Comment on You'll never see it coming
dharmacurious@slrpnk.net 1 week agoThere’s a principle, I can’t remember the name of it, but basically it goes that the universe exists in such a way as to support life, because if it didn’t, there would be no one around to discuss the ways in which the universe might have formed. Which is to say, while it’s all good to contemplate a different set of physical laws in which we could not exist, we cannot use the condition of our existing as proof that the universe must allow us to exist. Any universe in which an observer exists is necessarily a universe in which an observercould exist. We will only ever get to observe that which allows our existence.
It’s mainly used, to my knowledge, to attempt to dissuade the religious of ideas of a creator deity.
But I think here it has another application. If false vacuum decay happens, and all of everything just goes poof, that’s not interesting. There will be no observer, no one to mark it, no one to study it. On top of that, no one to even know there was once someone. Who knows, maybe it’s happened hundreds of trillions of times, maybe infinite times, maybe once, maybe never. Either way, we, and anyone else out there, will have no way of knowing, or remembering, or anything else. So it’s not interesting. There’s nothing of value to be learned, because there’s no way to use the knowledge to do anything.
But contemplating the ways in which it could happen and we could survive? Suddenly a new set of physical laws govern us? Different, but just similar enough that we don’t explode, implode, or just dissipate into component atoms (if atoms still exist!)? That’s interesting! That’s worth contemplation and thought! At the very least it’s worth a damn fine dime store paperback sci Fi novel!
Let’s do something interesting here! What’s your wish list for a change in our physical laws that still allows our existence? I went utopian, ftl space flight, nothing else changes. But maybe it’s some mad max universe now? Maybe it changes our physical structure enough that we’re all cronenberg monsters limping our way through the universe in tiny, slapped together vessels that we put together as we saw what was approaching on the horizon of the observable universe, and in the new laws planets can’t form? Searching, seeking, viciously lonely abominations, wandering a void unlike anything we’ve ever experienced?

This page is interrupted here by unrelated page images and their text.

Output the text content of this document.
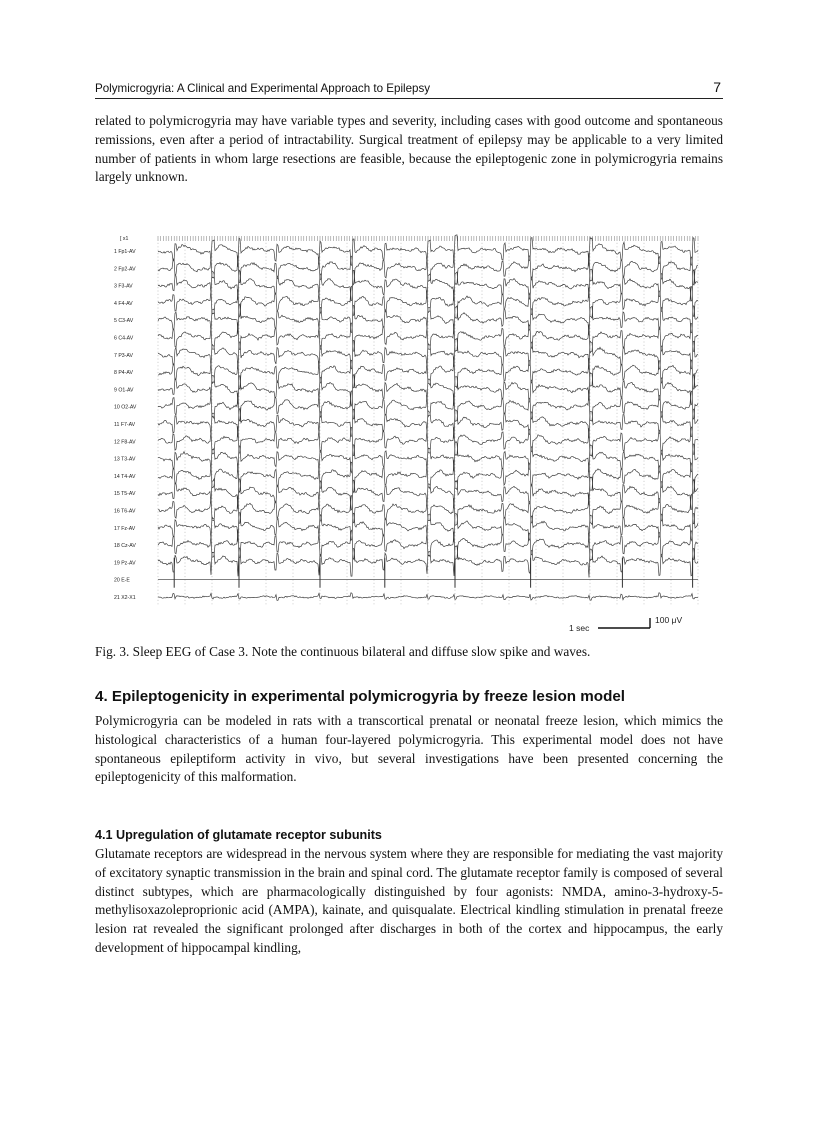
Polymicrogyria: A Clinical and Experimental Approach to Epilepsy	7

related to polymicrogyria may have variable types and severity, including cases with good outcome and spontaneous remissions, even after a period of intractability. Surgical treatment of epilepsy may be applicable to a very limited number of patients in whom large resections are feasible, because the epileptogenic zone in polymicrogyria remains largely unknown.

[ x1
1 Fp1-AV
2 Fp2-AV
3 F3-AV
4 F4-AV
5 C3-AV
6 C4-AV
7 P3-AV
8 P4-AV
9 O1-AV
10 O2-AV
11 F7-AV
12 F8-AV
13 T3-AV
14 T4-AV
15 T5-AV
16 T6-AV
17 Fz-AV
18 Cz-AV
19 Pz-AV
20 E-E
21 X2-X1
1 sec
100 μV
Fig. 3. Sleep EEG of Case 3. Note the continuous bilateral and diffuse slow spike and waves.
4. Epileptogenicity in experimental polymicrogyria by freeze lesion model

Polymicrogyria can be modeled in rats with a transcortical prenatal or neonatal freeze lesion, which mimics the histological characteristics of a human four-layered polymicrogyria. This experimental model does not have spontaneous epileptiform activity in vivo, but several investigations have been presented concerning the epileptogenicity of this malformation.

4.1 Upregulation of glutamate receptor subunits

Glutamate receptors are widespread in the nervous system where they are responsible for mediating the vast majority of excitatory synaptic transmission in the brain and spinal cord. The glutamate receptor family is composed of several distinct subtypes, which are pharmacologically distinguished by four agonists: NMDA, amino-3-hydroxy-5-methylisoxazoleproprionic acid (AMPA), kainate, and quisqualate. Electrical kindling stimulation in prenatal freeze lesion rat revealed the significant prolonged after discharges in both of the cortex and hippocampus, the early development of hippocampal kindling,
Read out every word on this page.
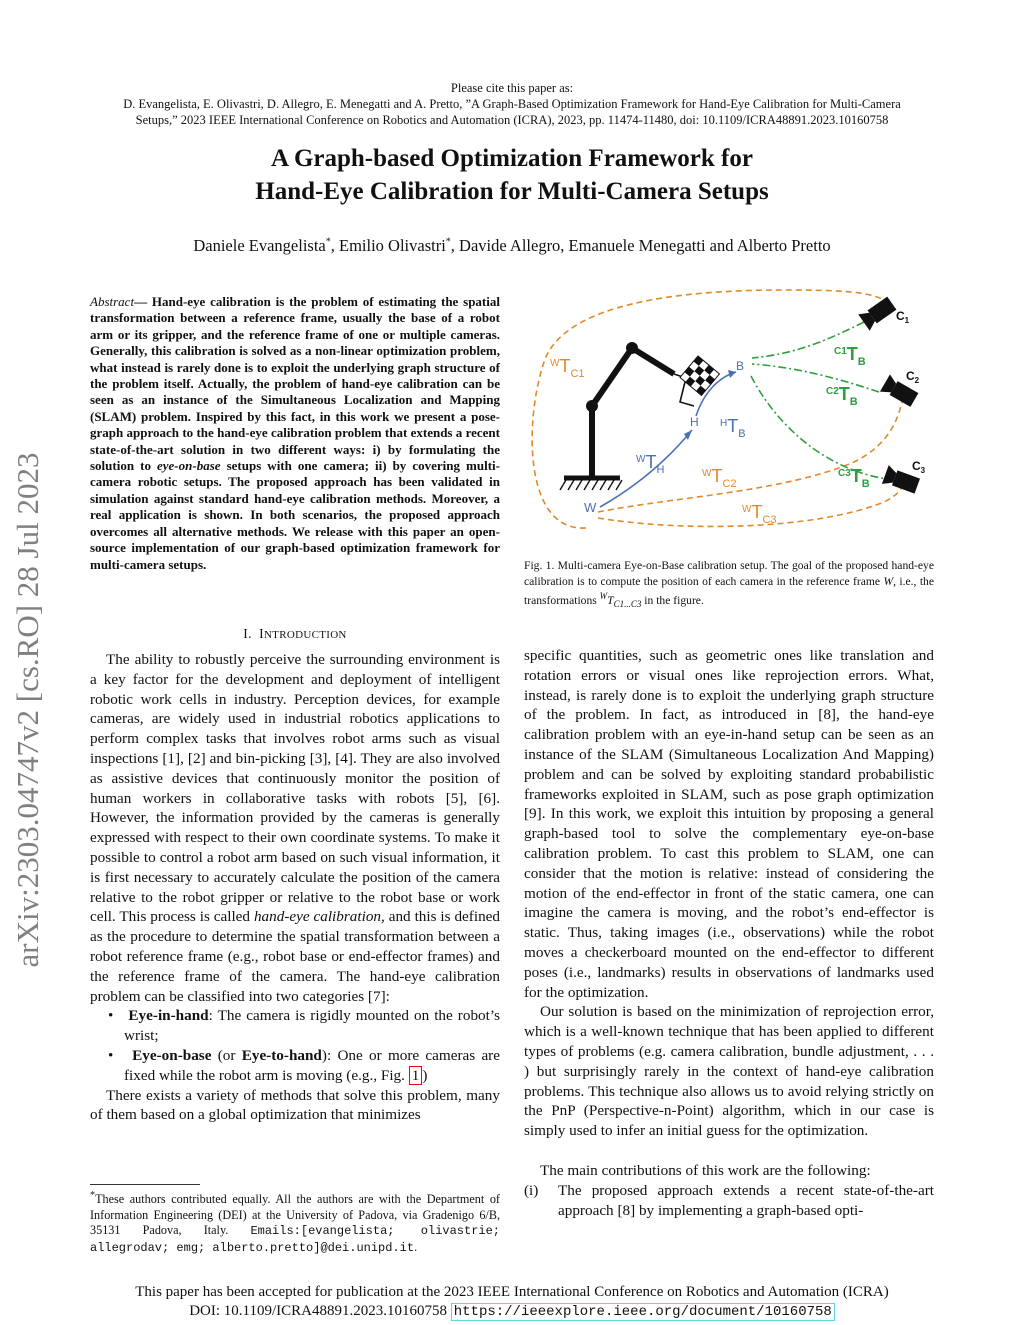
Please cite this paper as:
D. Evangelista, E. Olivastri, D. Allegro, E. Menegatti and A. Pretto, ”A Graph-Based Optimization Framework for Hand-Eye Calibration for Multi-Camera
Setups,” 2023 IEEE International Conference on Robotics and Automation (ICRA), 2023, pp. 11474-11480, doi: 10.1109/ICRA48891.2023.10160758
A Graph-based Optimization Framework for
Hand-Eye Calibration for Multi-Camera Setups
Daniele Evangelista*, Emilio Olivastri*, Davide Allegro, Emanuele Menegatti and Alberto Pretto
arXiv:2303.04747v2 [cs.RO] 28 Jul 2023
Abstract— Hand-eye calibration is the problem of estimating the spatial transformation between a reference frame, usually the base of a robot arm or its gripper, and the reference frame of one or multiple cameras. Generally, this calibration is solved as a non-linear optimization problem, what instead is rarely done is to exploit the underlying graph structure of the problem itself. Actually, the problem of hand-eye calibration can be seen as an instance of the Simultaneous Localization and Mapping (SLAM) problem. Inspired by this fact, in this work we present a pose-graph approach to the hand-eye calibration problem that extends a recent state-of-the-art solution in two different ways: i) by formulating the solution to eye-on-base setups with one camera; ii) by covering multi-camera robotic setups. The proposed approach has been validated in simulation against standard hand-eye calibration methods. Moreover, a real application is shown. In both scenarios, the proposed approach overcomes all alternative methods. We release with this paper an open-source implementation of our graph-based optimization framework for multi-camera setups.
I. INTRODUCTION

The ability to robustly perceive the surrounding environment is a key factor for the development and deployment of intelligent robotic work cells in industry. Perception devices, for example cameras, are widely used in industrial robotics applications to perform complex tasks that involves robot arms such as visual inspections [1], [2] and bin-picking [3], [4]. They are also involved as assistive devices that continuously monitor the position of human workers in collaborative tasks with robots [5], [6]. However, the information provided by the cameras is generally expressed with respect to their own coordinate systems. To make it possible to control a robot arm based on such visual information, it is first necessary to accurately calculate the position of the camera relative to the robot gripper or relative to the robot base or work cell. This process is called hand-eye calibration, and this is defined as the procedure to determine the spatial transformation between a robot reference frame (e.g., robot base or end-effector frames) and the reference frame of the camera. The hand-eye calibration problem can be classified into two categories [7]:

•   Eye-in-hand: The camera is rigidly mounted on the robot’s wrist;

•   Eye-on-base (or Eye-to-hand): One or more cameras are fixed while the robot arm is moving (e.g., Fig. 1 )

There exists a variety of methods that solve this problem, many of them based on a global optimization that minimizes

*These authors contributed equally. All the authors are with the Department of Information Engineering (DEI) at the University of Padova, via Gradenigo 6/B, 35131 Padova, Italy. Emails:[evangelista; olivastrie; allegrodav; emg; alberto.pretto]@dei.unipd.it.
W
H
B
$C_1$
$C_2$
$C_3$
$^WT_{C1}$
$^WT_{C2}$
$^WT_{C3}$
$^WT_H$
$^HT_B$
$^C1T_B$
$^C2T_B$
$^C3T_B$
Fig. 1. Multi-camera Eye-on-Base calibration setup. The goal of the proposed hand-eye calibration is to compute the position of each camera in the reference frame W, i.e., the transformations $^WT_{C1...C3}$ in the figure.

specific quantities, such as geometric ones like translation and rotation errors or visual ones like reprojection errors. What, instead, is rarely done is to exploit the underlying graph structure of the problem. In fact, as introduced in [8], the hand-eye calibration problem with an eye-in-hand setup can be seen as an instance of the SLAM (Simultaneous Localization And Mapping) problem and can be solved by exploiting standard probabilistic frameworks exploited in SLAM, such as pose graph optimization [9]. In this work, we exploit this intuition by proposing a general graph-based tool to solve the complementary eye-on-base calibration problem. To cast this problem to SLAM, one can consider that the motion is relative: instead of considering the motion of the end-effector in front of the static camera, one can imagine the camera is moving, and the robot’s end-effector is static. Thus, taking images (i.e., observations) while the robot moves a checkerboard mounted on the end-effector to different poses (i.e., landmarks) results in observations of landmarks used for the optimization.

Our solution is based on the minimization of reprojection error, which is a well-known technique that has been applied to different types of problems (e.g. camera calibration, bundle adjustment, . . . ) but surprisingly rarely in the context of hand-eye calibration problems. This technique also allows us to avoid relying strictly on the PnP (Perspective-n-Point) algorithm, which in our case is simply used to infer an initial guess for the optimization.

The main contributions of this work are the following:

(i) The proposed approach extends a recent state-of-the-art approach [8] by implementing a graph-based opti-

This paper has been accepted for publication at the 2023 IEEE International Conference on Robotics and Automation (ICRA)
DOI: 10.1109/ICRA48891.2023.10160758 https://ieeexplore.ieee.org/document/10160758
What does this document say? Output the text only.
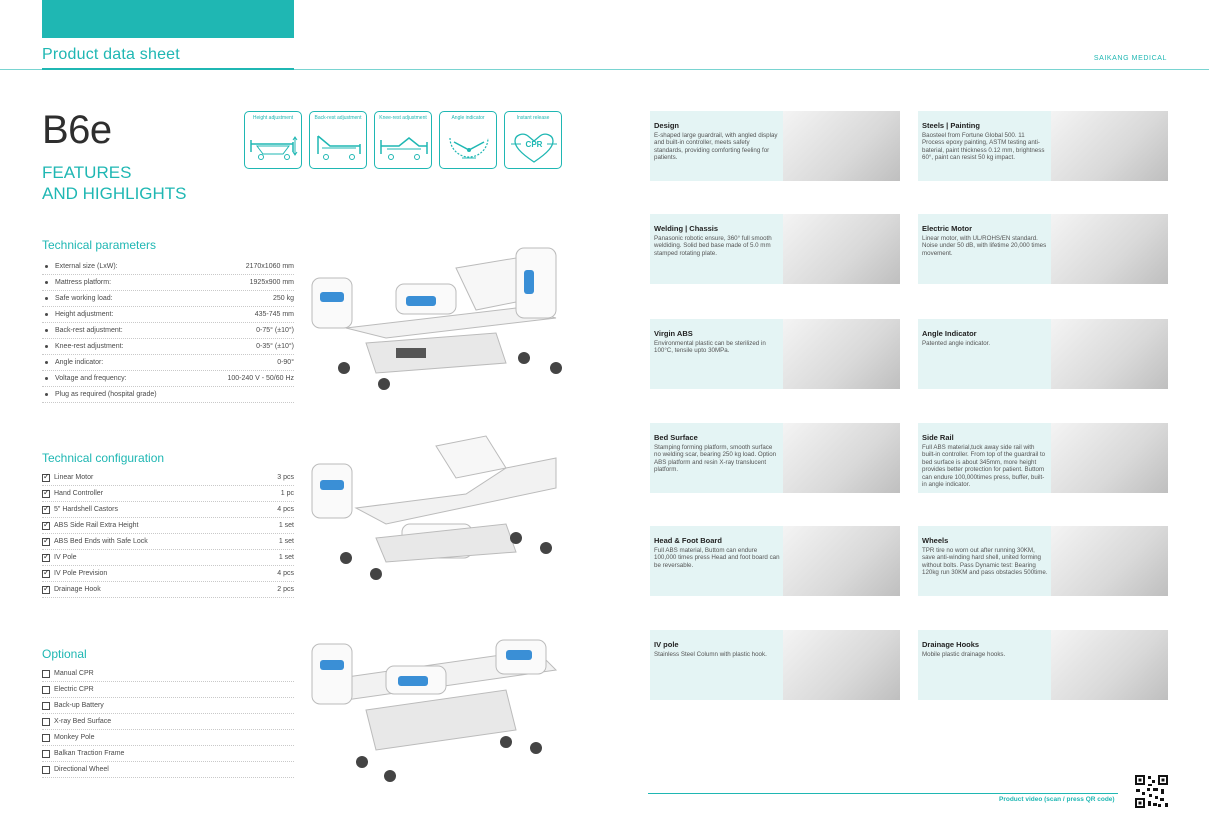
Product data sheet	SAIKANG MEDICAL
B6e
FEATURES
AND HIGHLIGHTS
Height adjustment	Back-rest adjustment	Knee-rest adjustment	Angle indicator	Instant release
CPR
Technical parameters
External size (LxW):	2170x1060 mm
Mattress platform:	1925x900 mm
Safe working load:	250 kg
Height adjustment:	435-745 mm
Back-rest adjustment:	0-75° (±10°)
Knee-rest adjustment:	0-35° (±10°)
Angle indicator:	0-90°
Voltage and frequency:	100-240 V - 50/60 Hz
Plug as required (hospital grade)
Technical configuration
✓
Linear Motor	3 pcs
✓
Hand Controller	1 pc
✓
5" Hardshell Castors	4 pcs
✓
ABS Side Rail Extra Height	1 set
✓
ABS Bed Ends with Safe Lock	1 set
✓
IV Pole	1 set
✓
IV Pole Prevision	4 pcs
✓
Drainage Hook	2 pcs
Optional
Manual CPR
Electric CPR
Back-up Battery
X-ray Bed Surface
Monkey Pole
Balkan Traction Frame
Directional Wheel
Design
E-shaped large guardrail, with angled display and built-in controller, meets safety standards, providing comforting feeling for patients.
Steels | Painting
Baosteel from Fortune Global 500. 11 Process epoxy painting, ASTM testing anti-baterial, paint thickness 0.12 mm, brightness 60°, paint can resist 50 kg impact.
Welding | Chassis
Panasonic robotic ensure, 360° full smooth weldiding. Solid bed base made of 5.0 mm stamped rotating plate.
Electric Motor
Linear motor, with UL/ROHS/EN standard. Noise under 50 dB, with lifetime 20,000 times movement.
Virgin ABS
Environmental plastic can be sterilized in 100°C, tensile upto 30MPa.
Angle Indicator
Patented angle indicator.
Bed Surface
Stamping forming platform, smooth surface no welding scar, bearing 250 kg load. Option ABS platform and resin X-ray translucent platform.
Side Rail
Full ABS material,tuck away side rail with built-in controller. From top of the guardrail to bed surface is about 345mm, more height provides better protection for patient. Buttom can endure 100,000times press, buffer, built-in angle indicator.
Head & Foot Board
Full ABS material, Buttom can endure 100,000 times press Head and foot board can be reversable.
Wheels
TPR tire no worn out after running 30KM, save anti-winding hard shell, united forming without bolts. Pass Dynamic test: Bearing 120kg run 30KM and pass obstacles 500time.
IV pole
Stainless Steel Column with plastic hook.
Drainage Hooks
Mobile plastic drainage hooks.
Product video (scan / press QR code)
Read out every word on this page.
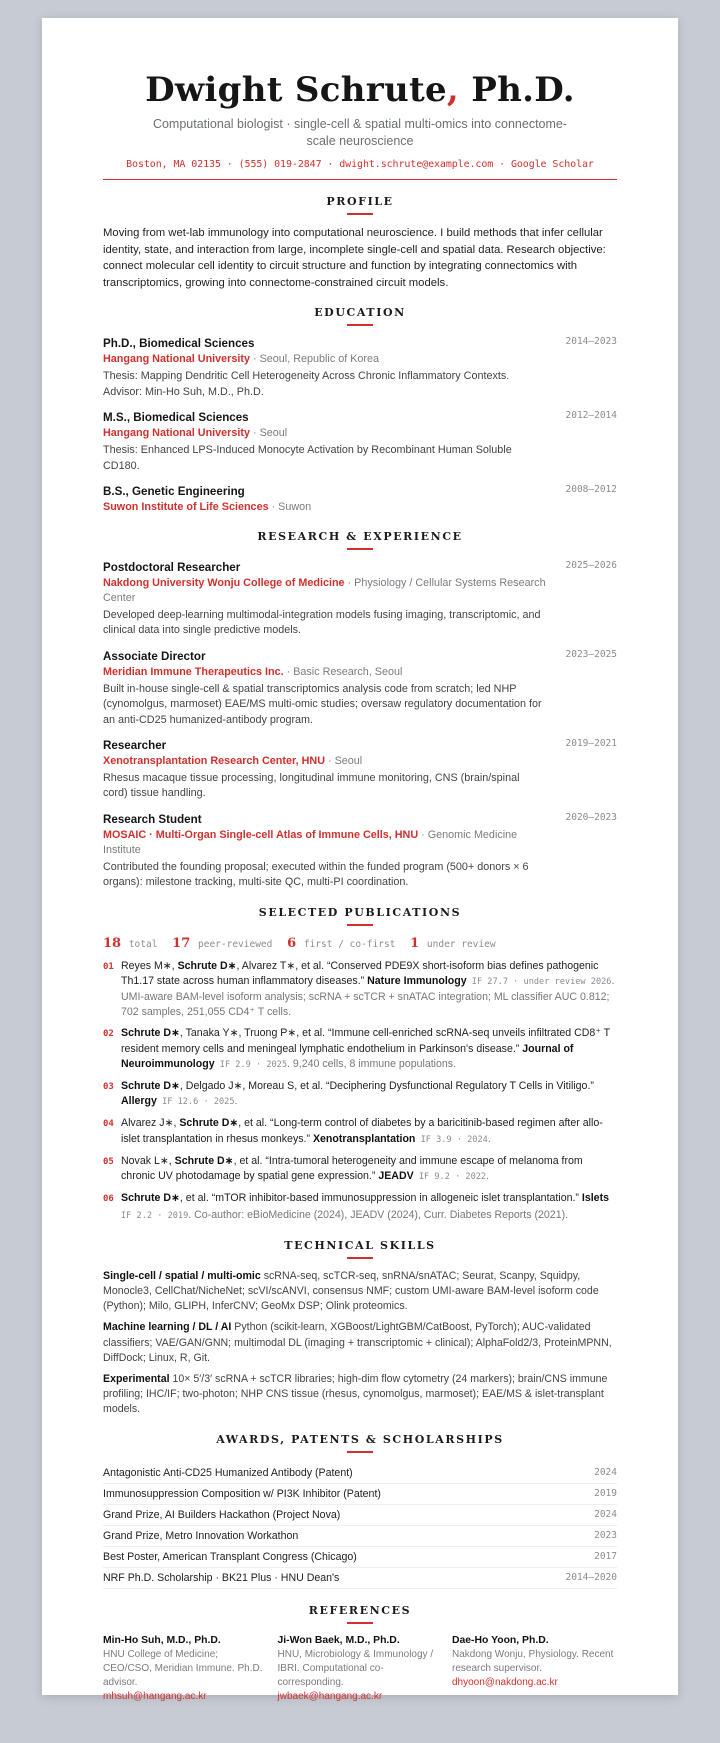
Dwight Schrute, Ph.D.
Computational biologist · single-cell & spatial multi-omics into connectome-scale neuroscience
Boston, MA 02135 · (555) 019-2847 · dwight.schrute@example.com · Google Scholar
PROFILE

Moving from wet-lab immunology into computational neuroscience. I build methods that infer cellular identity, state, and interaction from large, incomplete single-cell and spatial data. Research objective: connect molecular cell identity to circuit structure and function by integrating connectomics with transcriptomics, growing into connectome-constrained circuit models.

EDUCATION
2014–2023
Ph.D., Biomedical Sciences
Hangang National University · Seoul, Republic of Korea
Thesis: Mapping Dendritic Cell Heterogeneity Across Chronic Inflammatory Contexts. Advisor: Min-Ho Suh, M.D., Ph.D.
2012–2014
M.S., Biomedical Sciences
Hangang National University · Seoul
Thesis: Enhanced LPS-Induced Monocyte Activation by Recombinant Human Soluble CD180.
2008–2012
B.S., Genetic Engineering
Suwon Institute of Life Sciences · Suwon
RESEARCH & EXPERIENCE
2025–2026
Postdoctoral Researcher
Nakdong University Wonju College of Medicine · Physiology / Cellular Systems Research Center
Developed deep-learning multimodal-integration models fusing imaging, transcriptomic, and clinical data into single predictive models.
2023–2025
Associate Director
Meridian Immune Therapeutics Inc. · Basic Research, Seoul
Built in-house single-cell & spatial transcriptomics analysis code from scratch; led NHP (cynomolgus, marmoset) EAE/MS multi-omic studies; oversaw regulatory documentation for an anti-CD25 humanized-antibody program.
2019–2021
Researcher
Xenotransplantation Research Center, HNU · Seoul
Rhesus macaque tissue processing, longitudinal immune monitoring, CNS (brain/spinal cord) tissue handling.
2020–2023
Research Student
MOSAIC · Multi-Organ Single-cell Atlas of Immune Cells, HNU · Genomic Medicine Institute
Contributed the founding proposal; executed within the funded program (500+ donors × 6 organs): milestone tracking, multi-site QC, multi-PI coordination.
SELECTED PUBLICATIONS
18 total 17 peer-reviewed 6 first / co-first 1 under review
01 Reyes M∗, Schrute D∗, Alvarez T∗, et al. “Conserved PDE9X short-isoform bias defines pathogenic Th1.17 state across human inflammatory diseases.” Nature Immunology IF 27.7 · under review 2026. UMI-aware BAM-level isoform analysis; scRNA + scTCR + snATAC integration; ML classifier AUC 0.812; 702 samples, 251,055 CD4⁺ T cells.
02 Schrute D∗, Tanaka Y∗, Truong P∗, et al. “Immune cell-enriched scRNA-seq unveils infiltrated CD8⁺ T resident memory cells and meningeal lymphatic endothelium in Parkinson's disease.” Journal of Neuroimmunology IF 2.9 · 2025. 9,240 cells, 8 immune populations.
03 Schrute D∗, Delgado J∗, Moreau S, et al. “Deciphering Dysfunctional Regulatory T Cells in Vitiligo.” Allergy IF 12.6 · 2025.
04 Alvarez J∗, Schrute D∗, et al. “Long-term control of diabetes by a baricitinib-based regimen after allo-islet transplantation in rhesus monkeys.” Xenotransplantation IF 3.9 · 2024.
05 Novak L∗, Schrute D∗, et al. “Intra-tumoral heterogeneity and immune escape of melanoma from chronic UV photodamage by spatial gene expression.” JEADV IF 9.2 · 2022.
06 Schrute D∗, et al. “mTOR inhibitor-based immunosuppression in allogeneic islet transplantation.” Islets IF 2.2 · 2019. Co-author: eBioMedicine (2024), JEADV (2024), Curr. Diabetes Reports (2021).
TECHNICAL SKILLS
Single-cell / spatial / multi-omic scRNA-seq, scTCR-seq, snRNA/snATAC; Seurat, Scanpy, Squidpy, Monocle3, CellChat/NicheNet; scVI/scANVI, consensus NMF; custom UMI-aware BAM-level isoform code (Python); Milo, GLIPH, InferCNV; GeoMx DSP; Olink proteomics.
Machine learning / DL / AI Python (scikit-learn, XGBoost/LightGBM/CatBoost, PyTorch); AUC-validated classifiers; VAE/GAN/GNN; multimodal DL (imaging + transcriptomic + clinical); AlphaFold2/3, ProteinMPNN, DiffDock; Linux, R, Git.
Experimental 10× 5′/3′ scRNA + scTCR libraries; high-dim flow cytometry (24 markers); brain/CNS immune profiling; IHC/IF; two-photon; NHP CNS tissue (rhesus, cynomolgus, marmoset); EAE/MS & islet-transplant models.
AWARDS, PATENTS & SCHOLARSHIPS
Antagonistic Anti-CD25 Humanized Antibody (Patent)	2024
Immunosuppression Composition w/ PI3K Inhibitor (Patent)	2019
Grand Prize, AI Builders Hackathon (Project Nova)	2024
Grand Prize, Metro Innovation Workathon	2023
Best Poster, American Transplant Congress (Chicago)	2017
NRF Ph.D. Scholarship · BK21 Plus · HNU Dean's	2014–2020
REFERENCES
Min-Ho Suh, M.D., Ph.D.
HNU College of Medicine; CEO/CSO, Meridian Immune. Ph.D. advisor.
mhsuh@hangang.ac.kr
Ji-Won Baek, M.D., Ph.D.
HNU, Microbiology & Immunology / IBRI. Computational co-corresponding.
jwbaek@hangang.ac.kr
Dae-Ho Yoon, Ph.D.
Nakdong Wonju, Physiology. Recent research supervisor.
dhyoon@nakdong.ac.kr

Maybe the only change is that idiots stop voting and wealth disparity disappears somewhere. Be adventurous! Be the change you hope the decay will bring!
ilinamorato@lemmy.world 1 week ago
The Anthropic Principle. It’s a mind-bender, especially because it’s fundamentally unfalsifiable.
dharmacurious@slrpnk.net 1 week ago
That’s it! And yep, total mindfuck. But also sort of… Profound, I guess
Scubus@sh.itjust.works 1 week ago
I thought it was the self observation principle?
ilinamorato@lemmy.world 1 week ago
I’ve never heard of that name for it, though the “observation selection” principle might be what you’re thinking of. They’re synonyms.
Scubus@sh.itjust.works 1 week ago
You are correct.Notably, I don’t believe it’s unfalsifiable, its just fundamentally true. You cant observe yourself in any reality where you are incapable of onserving yourself.
By applying both that and the many worlds hypothesis, the idea of quantum immortality comes up, and thats a real mind bender. Its also a way to verifiably prove many worlds accurate(afaik the only way)
Basically (very basically), anything that can happen, does. Its simply that each possible action happens in a seperate time stream, and each new possible action results in said time streams splitting into two realities; one where the action happened, and one where it did not.
But by the anthropic principle, you will only ever find yourself in a reality where you can observe yourself.
Hence, if you set up an expirement such that if a single atom decays in a chunk of uranium you die, the odds are stacked almost infinitely in favor of you dying, and one of two things will happen.
In the case many worlds is true, despite all the odds, there will be a universe in which you survive, and due to the self observation principle, that will always be the one you find yourself in. You obviously cant observe yourself in any reality where you died.
In the case that many worlds is false, you simply die. You still cant observe yourself in that reality, so for you reality simply stops.
This means that if it is physically possible for you to survive something, from your perspective(assuming many eorkds is true) you will always survive. That is the idea behind quantum immortality.
The downside is that others are still able to observe you dying. So in the vast majority of realities, they observe you die and label the expiriment inconclusive. In the reality in which you live, it could just be a massive statistical fluke. I suppose you could run the expiriment again, but youd suffer the same issues as the first time, where in almost every case, they witness you die and deem it inconclusive. After having repeated this twice and yet you still find yourself in the reality where you survived, id say thats basically proof that many worlds is accurate, but only that reality out of the uncountably high number of realities stemming from this expiriment would have evidence. In all the others you just die.
To reiterate though, assuming many worlds is accurate, the expiriment carries no risk to you. Due to the anthropic principle, you will always find yourself in the reality in which you survive.